Scenario ID	Agents	Ollama	Runtime	Use Case
S1	1	Single	Rust	Production single-agent
S2	1	Single	Python	Development/prototyping
S3	2	Dual	Rust	Production multi-agent
S4	2	Dual	Python	Multi-agent prototyping
S5	2	Single	Rust	Not recommended (TR113)
S6	3+	N/A	Rust	Future work (TR117+)

AM: Decision Heuristics

Heuristic 1: Language Selection

If multi-agent efficiency > 90% required: Rust.
If development velocity > performance: Python.
If both: Rust with Python orchestrator (hybrid).

Heuristic 2: Ollama Architecture

If agents = 1: single Ollama.
If agents >= 2: dual Ollama (one per agent).
If agents >= 3: one Ollama per agent (requires VRAM budget validation).

Heuristic 3: Model Selection

If throughput-critical: Gemma 3.
If reasoning-critical: Llama 3.1.
If neither is dominant: Gemma 3 (default).
Avoid Qwen 2.5 for multi-agent (90% efficiency ceiling).

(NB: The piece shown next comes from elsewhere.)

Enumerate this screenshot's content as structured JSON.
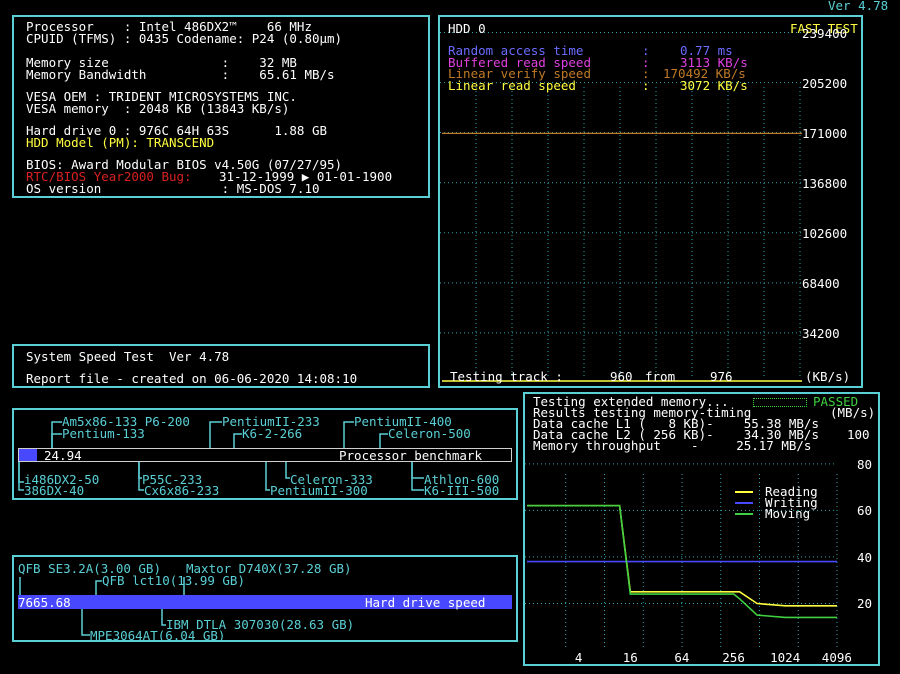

Heuristic 4: Configuration Transfer

Never assume single-inference optimal configs transfer to agent workflows.
Never assume agent-optimal configs transfer to multi-agent.
Always benchmark the specific workload type.

AN: Policy Decision Trees

Tree 1: Should We Use Rust?

Is multi-agent efficiency critical?
  Yes --> Is the team capable of Rust development?
    Yes --> Use Rust (Decision 1)
    No --> Hire/train, then use Rust
  No --> Is throughput > 15% improvement valuable?
    Yes --> Use Rust
    No --> Stay with Python

Tree 2: How Many Ollama Instances?

How many concurrent agents?
  1 --> Single Ollama
  2 --> Dual Ollama (Decision 2)
  3+ --> One per agent (validate VRAM first)
    VRAM sufficient? --> Deploy
    VRAM insufficient? --> Reduce GPU layers or use smaller model

Tree 3: Which Model?

Is throughput the primary metric?
  Yes --> Gemma 3 (Decision 4)
  No --> Is reasoning quality the primary metric?
    Yes --> Llama 3.1
    No --> Is multi-agent efficiency critical?
      Yes --> Gemma 3 (99.2% efficiency)
      No --> Either Gemma 3 or Llama 3.1

AO: Extended Systems Glossary

Term	Definition	Context
Ollama	Open-source LLM inference server supporting GGUF model format	All TRs
Tokio	Rust async runtime with work-stealing scheduler	TR111-TR116
asyncio	Python standard library for asynchronous I/O	TR108-TR110, TR116
reqwest	Rust HTTP client library built on Tokio and hyper	TR111-TR116
httpx	Python async HTTP client library	TR108-TR110
CUDA	NVIDIA parallel computing platform for GPU acceleration	All TRs
GGUF	GPT-Generated Unified Format for quantized model weights	All TRs
RTX 4080	NVIDIA laptop GPU with 12 GB GDDR6X, 9728 CUDA cores	All TRs
i9-13980HX	Intel 24-core hybrid CPU (8P + 16E cores)	All TRs
DDR5-4800	System memory standard, 4800 MHz transfer rate	All TRs
smol	Lightweight Rust async runtime	TR115
async-std	Rust async runtime mirroring std library API	TR115
hyper	Low-level HTTP library for Rust (used by reqwest)	TR111-TR116
GIL	Global Interpreter Lock in CPython; prevents true parallel bytecode execution	TR116 discussion
VRAM	Video RAM; GPU-accessible memory for model weights and KV cache	All TRs
Chimera	Banterhearts optimization framework for LLM agent configuration tuning	All TRs
Work-stealing	Scheduler pattern where idle threads take tasks from other threads' queues	TR115
Serialization (Ollama)	Behavior where concurrent requests to a single Ollama instance are processed sequentially	TR113, TR114
Thermal throttling	GPU frequency reduction when temperature exceeds safe limits	Performance monitoring
Binary deployment	Distributing Rust application as a single compiled executable	TR112

End of Extended Appendices. Total appendices: F, H, J, K, L, N, O, P, Q, S, T, U, V, W, X, Y, Z, AA-AO. This document is supplemental to the main Conclusive Report 108-116.